A test that detects dangerous tumors of prostate cancer has been developed by doctors.
Current methods mean that distinguishing between harmless and aggressive prostate tumors is extremely difficult – especially in the early stages.
For some men, tumors can be deadly, while in others they grow slowly and may never cause any problems.
As a result, about 20,000 men each year undergo unnecessary surgery or radiation.
Currently, doctors can determine the size of a tumor – but not how active it is – by injecting a patient with a special solution and then taking an MRI.
The new test, developed by the University of Cambridge, could prevent thousands of men from undergoing unnecessary interventions for benign prostate tumors.

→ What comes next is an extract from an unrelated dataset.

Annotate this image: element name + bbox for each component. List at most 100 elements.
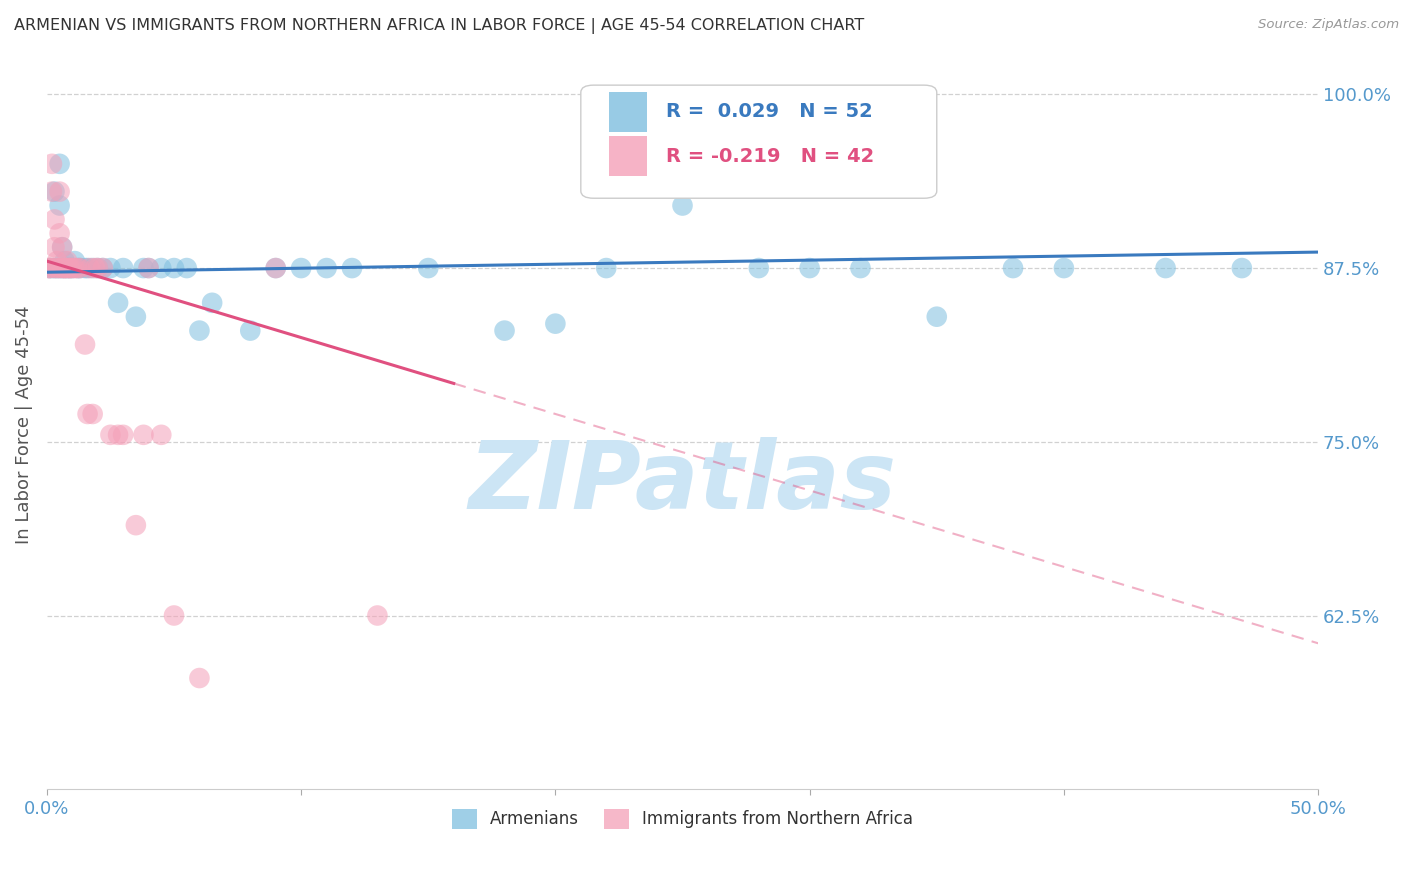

But in one trial, University of Cambridge researchers attached a non-radioactive form of carbon, called carbon-13, to a sugar-like molecule and injected it into a vein near the tumor.
They found that if the tumor retains carbon-13, that indicates a large amount of lactate is being produced – a sign that the cancer is thriving.
Dr Nikita Sushentsev, who was involved in the study, said the breakthrough brings doctors closer to being able to ‘distinguish tigers from pussycats’ in prostate cancer.
Around 52,000 men are diagnosed with prostate cancer every year in the UK and around 30,000 of these have low-risk tumours.
The Daily Mail has campaigned for urgent improvements in prostate cancer diagnoses and treatments.